朝マック

 女子会の翌朝、夢見の悪い私は恒例の変な夢を見る。


 ユキを押し倒した姿勢で胸を掴む私。

「ちょっとキョウちゃん痛い」と抵抗するユキに無理やりキスする。

 私からキスしたのに、ユキの方から先に私の口の中に舌を入れてくる。上唇の裏側をそっとユキの舌が流れながら、噛み合わせの悪い隙間を探して歯をこじ開けてくる。気が付くといつの間にか私が下になって攻められている、しかも前の彼氏よりも断然巧いテクニシャン。ユキの舌に導かれるままに私の舌を絡ませる。するとユキの舌がいつの間にか大きなナメクジに変わっている。ざらついたナメクジが私の舌をどんどん奥へと這ってくる。あまりにもリアルな感触に一気に目が覚めた。

 反射的に起き上がる私。

「痛っ」という私の声と洋子の声がハモる。目の上あたりに星がちらつく。


「おはよう、キョウ」と隣で雑魚寝していたであろう洋子の声。

「ごめん、起こしちゃった? 私いつも夢見悪くて」と洋子に謝る。

「大丈夫、私も今起きたとこ、どんな夢みてたの?」と言う洋子に、未だに起きる様子のないユキを一瞥して「孝子に押し倒される夢」と答える私。

 それは抑えられた性衝動だよ、と笑う洋子。


「一服行ってくるね」と洋子に言ってベランダに出る。洋子も一緒に来てくれた。

 バイクと同じなんだけど、こういう一人時間前提の時、一緒に駄弁ってくれるのは嬉しい。タンデムみたいな感覚。

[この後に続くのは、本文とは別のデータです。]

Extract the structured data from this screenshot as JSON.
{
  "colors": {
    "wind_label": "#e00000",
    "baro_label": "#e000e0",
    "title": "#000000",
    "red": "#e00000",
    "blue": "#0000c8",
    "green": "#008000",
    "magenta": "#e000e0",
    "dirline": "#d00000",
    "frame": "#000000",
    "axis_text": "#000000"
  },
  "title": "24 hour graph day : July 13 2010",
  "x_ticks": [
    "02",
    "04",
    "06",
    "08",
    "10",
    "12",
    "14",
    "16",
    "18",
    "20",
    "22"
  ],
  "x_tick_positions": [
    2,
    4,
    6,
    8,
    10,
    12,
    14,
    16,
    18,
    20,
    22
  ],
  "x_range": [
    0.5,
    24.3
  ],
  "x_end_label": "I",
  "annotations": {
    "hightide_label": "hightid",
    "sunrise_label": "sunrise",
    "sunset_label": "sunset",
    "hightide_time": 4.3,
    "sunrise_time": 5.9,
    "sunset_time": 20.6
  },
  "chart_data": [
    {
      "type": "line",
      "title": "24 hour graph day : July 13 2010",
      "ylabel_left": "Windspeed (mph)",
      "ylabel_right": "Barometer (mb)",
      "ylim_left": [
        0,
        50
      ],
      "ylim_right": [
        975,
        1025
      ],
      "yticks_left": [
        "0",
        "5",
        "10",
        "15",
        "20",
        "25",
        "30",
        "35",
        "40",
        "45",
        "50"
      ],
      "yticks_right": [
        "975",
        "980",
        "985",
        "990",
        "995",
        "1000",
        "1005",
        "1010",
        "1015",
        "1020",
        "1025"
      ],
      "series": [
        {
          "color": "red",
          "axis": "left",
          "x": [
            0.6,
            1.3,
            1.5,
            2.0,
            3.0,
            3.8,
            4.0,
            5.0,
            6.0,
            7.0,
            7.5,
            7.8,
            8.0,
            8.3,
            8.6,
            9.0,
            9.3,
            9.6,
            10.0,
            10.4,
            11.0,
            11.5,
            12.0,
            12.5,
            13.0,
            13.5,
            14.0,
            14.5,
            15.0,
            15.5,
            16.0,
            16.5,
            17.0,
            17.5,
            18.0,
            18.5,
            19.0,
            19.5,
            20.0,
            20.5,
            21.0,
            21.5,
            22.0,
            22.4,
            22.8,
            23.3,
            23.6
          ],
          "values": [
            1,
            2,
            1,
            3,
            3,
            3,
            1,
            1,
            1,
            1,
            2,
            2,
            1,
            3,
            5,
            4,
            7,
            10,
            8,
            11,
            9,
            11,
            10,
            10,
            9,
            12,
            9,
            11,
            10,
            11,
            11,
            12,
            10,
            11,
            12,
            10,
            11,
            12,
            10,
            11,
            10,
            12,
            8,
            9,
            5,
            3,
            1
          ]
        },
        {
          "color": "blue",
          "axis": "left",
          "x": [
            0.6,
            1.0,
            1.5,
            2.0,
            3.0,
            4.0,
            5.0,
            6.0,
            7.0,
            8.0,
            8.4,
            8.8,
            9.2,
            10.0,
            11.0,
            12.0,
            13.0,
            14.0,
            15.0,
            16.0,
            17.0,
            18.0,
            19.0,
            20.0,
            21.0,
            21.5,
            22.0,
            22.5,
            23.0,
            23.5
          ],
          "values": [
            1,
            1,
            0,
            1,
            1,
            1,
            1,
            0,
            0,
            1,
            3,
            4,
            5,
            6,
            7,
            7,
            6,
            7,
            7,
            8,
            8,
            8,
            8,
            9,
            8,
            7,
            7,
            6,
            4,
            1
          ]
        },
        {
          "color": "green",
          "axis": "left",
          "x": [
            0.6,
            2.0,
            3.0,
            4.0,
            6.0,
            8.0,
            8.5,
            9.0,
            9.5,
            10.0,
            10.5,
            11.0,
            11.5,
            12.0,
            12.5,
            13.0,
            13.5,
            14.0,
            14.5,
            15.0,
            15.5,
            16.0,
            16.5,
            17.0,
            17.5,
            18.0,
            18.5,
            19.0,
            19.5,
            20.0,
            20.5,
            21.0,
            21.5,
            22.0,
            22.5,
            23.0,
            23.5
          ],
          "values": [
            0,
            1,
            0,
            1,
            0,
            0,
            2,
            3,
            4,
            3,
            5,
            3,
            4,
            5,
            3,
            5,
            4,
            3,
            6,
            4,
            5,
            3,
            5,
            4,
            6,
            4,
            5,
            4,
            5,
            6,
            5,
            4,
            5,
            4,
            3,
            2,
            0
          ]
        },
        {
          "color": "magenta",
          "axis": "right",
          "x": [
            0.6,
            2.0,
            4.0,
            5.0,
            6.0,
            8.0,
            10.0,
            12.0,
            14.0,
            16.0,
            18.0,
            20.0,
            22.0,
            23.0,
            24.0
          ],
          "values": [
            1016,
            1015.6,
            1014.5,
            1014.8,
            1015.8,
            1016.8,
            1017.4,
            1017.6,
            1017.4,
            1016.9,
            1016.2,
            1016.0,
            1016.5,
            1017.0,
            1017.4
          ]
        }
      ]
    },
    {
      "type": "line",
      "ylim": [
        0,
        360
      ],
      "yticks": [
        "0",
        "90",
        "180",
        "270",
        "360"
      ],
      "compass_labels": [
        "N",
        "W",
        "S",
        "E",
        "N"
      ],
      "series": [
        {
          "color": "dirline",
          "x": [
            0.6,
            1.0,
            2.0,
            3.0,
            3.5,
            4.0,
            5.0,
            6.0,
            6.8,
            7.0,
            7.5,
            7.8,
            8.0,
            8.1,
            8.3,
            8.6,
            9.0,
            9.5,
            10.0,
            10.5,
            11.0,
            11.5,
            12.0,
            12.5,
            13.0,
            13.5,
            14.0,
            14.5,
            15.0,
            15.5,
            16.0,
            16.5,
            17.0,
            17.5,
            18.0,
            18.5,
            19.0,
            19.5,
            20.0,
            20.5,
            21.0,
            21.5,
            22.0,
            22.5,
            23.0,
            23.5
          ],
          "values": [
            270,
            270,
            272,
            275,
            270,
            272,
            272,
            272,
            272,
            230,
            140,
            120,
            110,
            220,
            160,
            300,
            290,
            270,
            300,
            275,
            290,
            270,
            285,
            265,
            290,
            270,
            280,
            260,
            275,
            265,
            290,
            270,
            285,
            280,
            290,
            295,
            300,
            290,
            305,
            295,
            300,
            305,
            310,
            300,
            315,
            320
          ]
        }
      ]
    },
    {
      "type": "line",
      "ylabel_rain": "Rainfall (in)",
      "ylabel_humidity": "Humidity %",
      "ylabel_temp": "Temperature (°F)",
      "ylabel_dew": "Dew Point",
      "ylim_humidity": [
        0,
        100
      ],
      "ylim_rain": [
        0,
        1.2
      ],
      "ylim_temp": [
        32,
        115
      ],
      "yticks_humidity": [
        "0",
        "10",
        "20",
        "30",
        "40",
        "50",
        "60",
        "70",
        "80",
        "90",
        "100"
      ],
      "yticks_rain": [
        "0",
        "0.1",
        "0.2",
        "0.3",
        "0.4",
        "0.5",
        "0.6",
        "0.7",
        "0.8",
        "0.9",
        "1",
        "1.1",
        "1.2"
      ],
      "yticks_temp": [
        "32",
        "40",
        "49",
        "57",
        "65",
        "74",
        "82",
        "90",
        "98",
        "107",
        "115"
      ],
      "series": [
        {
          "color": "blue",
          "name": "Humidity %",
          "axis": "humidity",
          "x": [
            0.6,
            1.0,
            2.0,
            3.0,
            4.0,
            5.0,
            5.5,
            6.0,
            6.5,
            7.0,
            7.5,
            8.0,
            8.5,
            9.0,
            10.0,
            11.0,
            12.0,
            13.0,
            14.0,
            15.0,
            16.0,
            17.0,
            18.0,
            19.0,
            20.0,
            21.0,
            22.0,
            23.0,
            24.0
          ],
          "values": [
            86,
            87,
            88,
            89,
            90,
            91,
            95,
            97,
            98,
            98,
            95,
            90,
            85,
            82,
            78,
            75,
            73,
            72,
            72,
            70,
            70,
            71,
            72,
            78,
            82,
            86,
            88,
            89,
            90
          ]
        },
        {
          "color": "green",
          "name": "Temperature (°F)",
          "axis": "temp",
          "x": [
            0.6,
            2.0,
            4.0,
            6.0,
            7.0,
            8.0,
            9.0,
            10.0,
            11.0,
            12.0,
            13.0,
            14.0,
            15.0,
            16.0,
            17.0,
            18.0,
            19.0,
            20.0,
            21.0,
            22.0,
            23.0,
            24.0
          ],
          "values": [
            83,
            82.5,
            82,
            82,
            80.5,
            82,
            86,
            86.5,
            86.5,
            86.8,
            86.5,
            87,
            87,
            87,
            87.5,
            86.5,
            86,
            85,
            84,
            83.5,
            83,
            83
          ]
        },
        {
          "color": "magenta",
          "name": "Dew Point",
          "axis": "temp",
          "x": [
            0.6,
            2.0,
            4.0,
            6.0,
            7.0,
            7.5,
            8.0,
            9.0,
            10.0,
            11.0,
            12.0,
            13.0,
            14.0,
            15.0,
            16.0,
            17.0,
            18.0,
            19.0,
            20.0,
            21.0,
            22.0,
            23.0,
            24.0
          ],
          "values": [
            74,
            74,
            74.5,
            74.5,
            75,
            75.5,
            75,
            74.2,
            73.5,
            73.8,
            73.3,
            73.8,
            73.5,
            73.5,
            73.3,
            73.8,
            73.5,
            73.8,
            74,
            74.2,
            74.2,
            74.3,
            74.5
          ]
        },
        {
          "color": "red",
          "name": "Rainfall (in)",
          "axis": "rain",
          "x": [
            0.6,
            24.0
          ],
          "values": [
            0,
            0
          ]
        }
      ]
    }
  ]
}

「タバコって美味しいの?」と聞く洋子に「吸ってみる?」と言って指に挟んだタバコを洋子に向ける。

「ん、」と言って洋子がそのまま口を尖らして私の手の中のタバコに口をつけて煙を吸い込む。

「ゲホッゲホッ」と少し涙を流しながら咳込み「無理ー」と言って指でバツをつくる洋子。

「彼氏とキスするときにタバコ臭いとか言われちゃうよ」という洋子に「そこまでヘビースモーカーじゃないよ、そもそも彼氏いないし」といつもと違う感じの女子トークが新鮮で楽しい。

「いや多分タバコ臭いよ」と洋子。

「そしたら喫煙者の彼氏選ぶことにするよ」と私。


「おーなーかー空いたー」と部屋からユキの声が聞こえる。洋子と顔を見合わせて思わず吹き出す。

 食材も乏しく、料理する気力も微妙だったので、二人と相談して朝マックでもしますかって流れになった。それに洋子を家に送らないとだしね。



「ハッシュドポテト美味しいよねー」と笑顔のユキ。ややぽっちゃり体系のユキが嬉しそうに頬張っているのを見るとすごくやさしい気持ちになれる。

「昨日、気が付いたら寝てたよー」と続けるユキに

「いつもユキはそんな感じだよ」と私。

「私も気づいたら寝てて」と洋子


「あ、洋子が大丈夫なら宗則に色々相談とかしながら飲み会とかすると参考になる意見聞けると思うんだけど、……但し前半だけ」とバイクの事しか頭にない私が提案。

「男子が宗則さんとヒロシさんとだけだとちょっと緊張するかもだけど、トモくんがいたら大丈夫かも」と洋子。

 これには恋愛脳のユキが黙っていないだろう。

「えー! トモくんと何かあったのー」間髪入れずユキ。

「トモくんとは何もないけど、哲子と何かあったよ」と洋子。……ノリコって誰?

「え? 哲子?」とユキ。間延びしない話し方出来たんだね。


 二人の話から、洋子とトモくんが話してるときにロリータ娘が偶然現れて、トモくんが洋子とバイクサークルで一緒なんですとアピールしてしまったと。

 あとトモくんは小動物っぽいので男子枠でないから気楽だ、とは洋子。


「実はトモくん、哲子に一目惚れしてたのよー。一応、ここだけの話にしといてね」とユキ。卒業して会えないしそもそも知り合ってもいないから諦めたと思ってたんだけど、また火が付いちゃったかなーと心配している。

「そういうことなら哲子のバイク嫌いについてトモくんに話した方がいいと思うんだけど」と洋子。

「前彼がバイク乗りだったからとは言いにくいでしょー」とユキ。ごもっとも。

 結局これ以上進展しないことを祈ろうということでまとまった。


 それにしても寒川神社のご利益恐るべし。